Two years ago, at 19, my daughter deleted her social media accounts. This is a kid who had lived on Facebook and Snapchat and all the rest, and then… poof, not just inactive, but Gone. She says she wants to stop worrying about the personna she was crafting for the world. But I suspect, as well, that she’s discovering the benefit of undersharing.
Two illustrative anecdotes and a spot of musing:
About fifteen years ago I was writing in a coffee shop. A couple sat down behind me. When you write in a public place you get used to tuning out the sounds of the people around you, but some times the pitch of a voice will grab and hold your attention. I didn’t mean to listen, but I got sucked in by the tone, then the words. They were getting divorced. They had chosen the cafe as a neutral place, and they were there to divvy up their property. They were trying their best to keep their voices low and their manner civil. If others in the cafe were listening, they gave no sign of it; neither did I. We all, speakers and auditors, pretended they were alone. After about an hour and a half the couple finished their negotiations, said awkward goodbyes, and left.
I don’t remember a thing they said, but I remember the event as clear as day.
Fifteen years later: I was at my haircutters this fall to get the blue streak in my hair refreshed. There was a delay–something had gone wrong with the prior client’s hair color, the stylist had had to re-do it, and now–the stylist’s helper looked a little nonplussed. Because of the delay, the client, who had to catch a flight, was doing her performance review via Skype. In the salon. “Come in and we’ll get started, but it’s a little… weird.”
It was: at the point where I took my seat, the other client, her hair in foils, was sitting in the chair next to mine (the salon is tiny). She looked about 24, had her laptop open, and was video-chatting with complete unselfconsciousness about her progress at her company, mentioning the projects she’d been involved in, getting in a dig at a co-worker. She finished up with a sort of up-voiced interrogatory: she’d been at the company for over six months, wasn’t it time to take the next step?

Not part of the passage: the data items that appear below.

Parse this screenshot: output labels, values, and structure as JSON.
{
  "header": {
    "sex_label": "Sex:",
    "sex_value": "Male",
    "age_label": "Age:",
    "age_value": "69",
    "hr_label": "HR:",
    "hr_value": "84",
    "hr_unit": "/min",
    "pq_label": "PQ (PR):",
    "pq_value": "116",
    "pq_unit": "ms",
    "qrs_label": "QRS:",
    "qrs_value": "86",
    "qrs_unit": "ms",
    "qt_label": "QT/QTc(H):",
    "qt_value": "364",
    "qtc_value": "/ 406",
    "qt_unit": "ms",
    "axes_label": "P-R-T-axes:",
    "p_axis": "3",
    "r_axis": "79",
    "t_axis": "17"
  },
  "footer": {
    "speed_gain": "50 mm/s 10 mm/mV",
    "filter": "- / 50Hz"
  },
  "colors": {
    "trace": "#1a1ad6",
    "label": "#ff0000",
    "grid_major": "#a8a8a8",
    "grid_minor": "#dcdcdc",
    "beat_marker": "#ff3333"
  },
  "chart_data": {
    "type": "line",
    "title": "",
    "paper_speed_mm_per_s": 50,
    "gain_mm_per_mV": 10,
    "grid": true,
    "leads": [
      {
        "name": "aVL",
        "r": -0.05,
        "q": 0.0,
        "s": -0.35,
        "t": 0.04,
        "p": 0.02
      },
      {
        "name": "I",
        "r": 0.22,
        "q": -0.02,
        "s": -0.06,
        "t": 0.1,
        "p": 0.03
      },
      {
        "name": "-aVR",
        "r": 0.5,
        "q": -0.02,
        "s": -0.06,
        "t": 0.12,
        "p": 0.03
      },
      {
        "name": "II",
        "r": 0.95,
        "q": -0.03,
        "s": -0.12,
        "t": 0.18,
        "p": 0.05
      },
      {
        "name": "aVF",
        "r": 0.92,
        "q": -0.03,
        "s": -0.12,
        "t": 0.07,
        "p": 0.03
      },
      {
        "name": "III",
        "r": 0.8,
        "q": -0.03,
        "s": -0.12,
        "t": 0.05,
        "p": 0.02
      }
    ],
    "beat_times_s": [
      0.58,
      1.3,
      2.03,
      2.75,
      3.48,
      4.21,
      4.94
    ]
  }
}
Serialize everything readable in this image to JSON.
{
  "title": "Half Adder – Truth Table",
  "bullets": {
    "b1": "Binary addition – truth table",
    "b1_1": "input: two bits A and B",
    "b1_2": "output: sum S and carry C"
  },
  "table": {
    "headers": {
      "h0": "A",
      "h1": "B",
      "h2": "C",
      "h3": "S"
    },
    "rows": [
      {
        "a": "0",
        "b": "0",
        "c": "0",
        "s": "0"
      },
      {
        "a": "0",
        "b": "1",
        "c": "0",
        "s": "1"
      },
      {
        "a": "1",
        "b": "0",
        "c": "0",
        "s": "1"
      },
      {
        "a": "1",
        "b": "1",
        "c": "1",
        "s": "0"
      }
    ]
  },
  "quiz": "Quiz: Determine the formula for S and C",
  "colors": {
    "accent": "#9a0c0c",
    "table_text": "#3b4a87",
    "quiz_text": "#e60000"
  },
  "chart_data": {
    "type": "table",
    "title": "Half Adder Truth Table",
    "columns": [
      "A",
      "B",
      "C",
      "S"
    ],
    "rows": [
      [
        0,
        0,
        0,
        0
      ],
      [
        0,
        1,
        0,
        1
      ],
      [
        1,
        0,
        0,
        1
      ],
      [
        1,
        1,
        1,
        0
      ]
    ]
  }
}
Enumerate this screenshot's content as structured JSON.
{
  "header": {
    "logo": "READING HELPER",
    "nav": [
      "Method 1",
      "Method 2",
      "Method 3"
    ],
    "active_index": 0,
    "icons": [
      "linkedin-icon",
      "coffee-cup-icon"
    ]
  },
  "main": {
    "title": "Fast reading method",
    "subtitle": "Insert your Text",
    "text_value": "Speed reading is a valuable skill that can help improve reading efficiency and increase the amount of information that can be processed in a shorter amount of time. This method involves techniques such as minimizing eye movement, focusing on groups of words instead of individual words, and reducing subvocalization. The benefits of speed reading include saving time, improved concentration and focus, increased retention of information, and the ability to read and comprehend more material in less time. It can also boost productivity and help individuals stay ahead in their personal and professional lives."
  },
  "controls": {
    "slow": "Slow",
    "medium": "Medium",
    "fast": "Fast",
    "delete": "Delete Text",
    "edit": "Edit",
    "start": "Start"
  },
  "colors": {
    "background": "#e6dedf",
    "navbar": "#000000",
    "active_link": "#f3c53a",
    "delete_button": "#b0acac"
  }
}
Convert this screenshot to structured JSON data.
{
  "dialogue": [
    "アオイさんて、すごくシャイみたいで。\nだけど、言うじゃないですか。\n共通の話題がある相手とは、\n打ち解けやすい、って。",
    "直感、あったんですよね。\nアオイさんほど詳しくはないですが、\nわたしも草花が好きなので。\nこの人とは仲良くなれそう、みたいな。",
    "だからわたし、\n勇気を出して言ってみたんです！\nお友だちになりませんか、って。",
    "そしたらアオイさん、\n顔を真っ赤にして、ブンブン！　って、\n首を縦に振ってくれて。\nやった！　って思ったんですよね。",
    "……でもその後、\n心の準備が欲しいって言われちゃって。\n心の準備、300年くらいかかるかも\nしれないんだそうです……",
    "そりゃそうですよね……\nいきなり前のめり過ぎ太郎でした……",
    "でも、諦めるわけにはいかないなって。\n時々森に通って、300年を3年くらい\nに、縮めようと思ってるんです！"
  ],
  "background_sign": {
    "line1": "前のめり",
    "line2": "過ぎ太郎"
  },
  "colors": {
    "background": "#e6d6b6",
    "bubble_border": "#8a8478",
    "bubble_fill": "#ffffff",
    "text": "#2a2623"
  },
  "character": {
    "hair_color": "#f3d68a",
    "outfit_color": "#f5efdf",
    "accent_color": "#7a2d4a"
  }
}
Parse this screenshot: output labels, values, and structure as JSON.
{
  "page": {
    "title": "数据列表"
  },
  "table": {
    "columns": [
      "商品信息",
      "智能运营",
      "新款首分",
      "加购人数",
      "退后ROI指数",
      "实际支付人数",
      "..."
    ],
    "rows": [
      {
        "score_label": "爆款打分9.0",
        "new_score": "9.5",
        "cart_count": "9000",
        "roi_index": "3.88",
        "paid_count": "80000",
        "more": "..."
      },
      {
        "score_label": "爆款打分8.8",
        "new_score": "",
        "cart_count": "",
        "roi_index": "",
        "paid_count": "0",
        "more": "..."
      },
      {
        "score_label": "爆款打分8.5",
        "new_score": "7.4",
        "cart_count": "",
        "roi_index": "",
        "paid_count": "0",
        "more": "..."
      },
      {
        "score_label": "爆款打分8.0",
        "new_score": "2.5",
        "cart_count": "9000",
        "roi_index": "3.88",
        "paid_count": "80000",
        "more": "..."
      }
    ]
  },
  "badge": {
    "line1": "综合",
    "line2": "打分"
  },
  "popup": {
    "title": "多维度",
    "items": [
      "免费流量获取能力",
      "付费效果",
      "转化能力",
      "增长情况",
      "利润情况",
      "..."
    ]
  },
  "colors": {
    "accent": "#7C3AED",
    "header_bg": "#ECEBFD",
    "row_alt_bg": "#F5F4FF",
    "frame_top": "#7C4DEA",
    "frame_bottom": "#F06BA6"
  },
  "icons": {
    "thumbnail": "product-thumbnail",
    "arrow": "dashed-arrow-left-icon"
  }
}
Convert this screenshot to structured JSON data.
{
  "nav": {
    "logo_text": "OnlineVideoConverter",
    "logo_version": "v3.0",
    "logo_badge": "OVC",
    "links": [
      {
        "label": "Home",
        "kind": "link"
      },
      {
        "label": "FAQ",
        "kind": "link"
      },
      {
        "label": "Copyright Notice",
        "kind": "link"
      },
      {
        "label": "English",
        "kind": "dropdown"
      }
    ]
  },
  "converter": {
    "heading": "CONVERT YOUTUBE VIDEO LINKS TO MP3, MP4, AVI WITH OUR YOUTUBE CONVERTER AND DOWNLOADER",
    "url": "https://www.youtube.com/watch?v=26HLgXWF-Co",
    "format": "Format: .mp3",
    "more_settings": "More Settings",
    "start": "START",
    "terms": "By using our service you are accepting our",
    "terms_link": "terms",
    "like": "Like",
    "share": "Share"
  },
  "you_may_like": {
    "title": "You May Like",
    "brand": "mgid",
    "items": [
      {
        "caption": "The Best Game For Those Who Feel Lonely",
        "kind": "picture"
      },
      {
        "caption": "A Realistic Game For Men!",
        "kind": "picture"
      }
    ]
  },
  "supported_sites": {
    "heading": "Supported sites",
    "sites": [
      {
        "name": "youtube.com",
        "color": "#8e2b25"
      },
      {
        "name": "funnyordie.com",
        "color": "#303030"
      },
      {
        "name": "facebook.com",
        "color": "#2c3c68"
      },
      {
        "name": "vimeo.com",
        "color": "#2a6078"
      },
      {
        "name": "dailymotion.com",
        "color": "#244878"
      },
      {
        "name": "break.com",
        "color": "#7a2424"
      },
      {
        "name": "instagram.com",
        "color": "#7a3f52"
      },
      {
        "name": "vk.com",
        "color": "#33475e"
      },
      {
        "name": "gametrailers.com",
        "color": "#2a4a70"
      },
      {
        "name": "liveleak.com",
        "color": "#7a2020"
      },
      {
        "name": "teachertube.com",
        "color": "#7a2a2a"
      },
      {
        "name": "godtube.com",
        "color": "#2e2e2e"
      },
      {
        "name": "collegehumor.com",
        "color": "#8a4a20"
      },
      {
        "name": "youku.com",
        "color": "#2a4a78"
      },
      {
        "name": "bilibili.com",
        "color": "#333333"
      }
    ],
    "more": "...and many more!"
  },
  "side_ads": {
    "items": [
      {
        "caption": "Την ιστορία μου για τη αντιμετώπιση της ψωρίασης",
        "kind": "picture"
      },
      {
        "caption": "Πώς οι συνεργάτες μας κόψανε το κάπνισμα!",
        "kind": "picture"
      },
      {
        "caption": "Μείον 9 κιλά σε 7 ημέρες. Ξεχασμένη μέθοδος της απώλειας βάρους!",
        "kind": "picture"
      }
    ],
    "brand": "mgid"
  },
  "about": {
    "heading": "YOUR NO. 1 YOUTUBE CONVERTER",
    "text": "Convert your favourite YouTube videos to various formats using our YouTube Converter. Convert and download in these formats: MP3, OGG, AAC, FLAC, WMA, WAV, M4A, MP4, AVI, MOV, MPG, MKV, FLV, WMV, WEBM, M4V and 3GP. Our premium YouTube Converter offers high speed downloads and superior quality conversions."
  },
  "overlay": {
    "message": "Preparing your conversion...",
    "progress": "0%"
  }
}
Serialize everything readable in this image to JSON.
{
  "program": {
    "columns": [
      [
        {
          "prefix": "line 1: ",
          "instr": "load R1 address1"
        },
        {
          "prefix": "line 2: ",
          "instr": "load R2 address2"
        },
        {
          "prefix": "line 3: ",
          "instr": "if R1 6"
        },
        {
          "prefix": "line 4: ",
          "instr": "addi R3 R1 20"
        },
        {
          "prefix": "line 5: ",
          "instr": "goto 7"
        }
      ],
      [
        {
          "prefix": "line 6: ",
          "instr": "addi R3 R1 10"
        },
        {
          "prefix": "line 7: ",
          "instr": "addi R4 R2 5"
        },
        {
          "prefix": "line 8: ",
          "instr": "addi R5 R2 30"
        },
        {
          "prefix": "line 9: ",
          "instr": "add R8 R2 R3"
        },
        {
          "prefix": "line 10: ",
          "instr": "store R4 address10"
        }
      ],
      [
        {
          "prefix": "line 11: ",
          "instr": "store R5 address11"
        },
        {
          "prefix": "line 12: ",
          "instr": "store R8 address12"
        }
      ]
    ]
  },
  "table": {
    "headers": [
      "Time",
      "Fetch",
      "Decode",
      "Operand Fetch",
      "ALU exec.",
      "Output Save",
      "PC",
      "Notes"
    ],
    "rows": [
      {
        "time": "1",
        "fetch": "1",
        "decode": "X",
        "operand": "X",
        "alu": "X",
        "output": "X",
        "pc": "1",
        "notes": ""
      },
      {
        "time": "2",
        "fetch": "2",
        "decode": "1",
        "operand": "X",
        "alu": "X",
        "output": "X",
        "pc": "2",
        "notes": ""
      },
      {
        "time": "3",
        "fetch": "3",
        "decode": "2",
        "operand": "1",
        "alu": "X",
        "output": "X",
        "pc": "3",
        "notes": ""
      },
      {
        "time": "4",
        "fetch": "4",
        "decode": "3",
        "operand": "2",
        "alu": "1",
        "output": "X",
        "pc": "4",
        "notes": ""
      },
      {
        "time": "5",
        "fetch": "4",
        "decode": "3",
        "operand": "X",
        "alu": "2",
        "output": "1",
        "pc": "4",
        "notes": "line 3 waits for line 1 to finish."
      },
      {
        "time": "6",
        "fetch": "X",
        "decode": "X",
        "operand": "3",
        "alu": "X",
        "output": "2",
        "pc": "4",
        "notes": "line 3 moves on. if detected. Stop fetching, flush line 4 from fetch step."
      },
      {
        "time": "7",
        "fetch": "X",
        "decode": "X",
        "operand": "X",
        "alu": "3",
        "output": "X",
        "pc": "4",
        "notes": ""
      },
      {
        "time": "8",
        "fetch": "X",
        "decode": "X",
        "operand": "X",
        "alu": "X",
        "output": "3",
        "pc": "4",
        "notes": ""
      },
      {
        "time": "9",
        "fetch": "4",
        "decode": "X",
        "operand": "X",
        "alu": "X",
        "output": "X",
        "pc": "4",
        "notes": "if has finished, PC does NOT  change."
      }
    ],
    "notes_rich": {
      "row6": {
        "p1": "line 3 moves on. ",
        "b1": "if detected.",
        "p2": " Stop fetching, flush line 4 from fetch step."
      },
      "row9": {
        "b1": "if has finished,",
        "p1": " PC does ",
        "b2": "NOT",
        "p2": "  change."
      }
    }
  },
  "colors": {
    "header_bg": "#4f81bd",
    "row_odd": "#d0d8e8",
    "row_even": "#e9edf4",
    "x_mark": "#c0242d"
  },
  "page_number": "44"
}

The woman she was addressing very kindly but firmly pointed out that six months is not a very long time; that a promotion was not guaranteed after six months, that while some of the progress she spoke of had been noted by her colleagues and supervisor, she had some other areas that needed work, that…. well, the promotion wasn’t coming just yet. It was hard for her to hear. It was awkward for us to hear.
The change that came over the young woman was subtle; she had had no problem carrying on what, at work, would have been a confidential conversation held behind closed door, in front of three strangers, until it went in a direction she had not anticipated. The meeting ended and she closed her laptop; the foils were removed and her hair dried and styled, and she left to catch a flight. Apparently she never came back to the salon.
Life is lived very publicly these days. For writers, who are told that Establishing a Media Presence is a requirement, it can be just another writing exercise. But when even middle schoolers worry about crafting an online persona*, the world has moved well past my mother’s adjuration not to tell Other People the family’s concerns. We’re all awfully comfortable with taking up, not just our own space, but the space of the people around me. I tend to lower my voice if I’m talking on a cell phone in public–both for the sake of my own privacy and so as not to thrust my business on the people sitting nearby. Not so the woman two seats away from me on BART who was chatting animatedly with someone about her visit to the gynecologist.
“A life lived out loud”, as a phrase, suggests courage, not being squashed by societal expectations–being who you are unapologetically. I’m totally on board with that: I’m old enough to remember a culture of conformity which extended well past the era of the hippie and letting it all hang out. What I’m talking about is different: it’s acting as if the world around you is either an audience or a set. With the couple in the cafe they were painfully aware that they were in public, and tried their best to keep from making the other denizens part of it. With the young woman at my haircutter’s, she was okay with all of us being her audience–until the discussion went in a direction she wasn’t expecting. And the woman on BART? I think, to her, that the world around her was one big sound stage.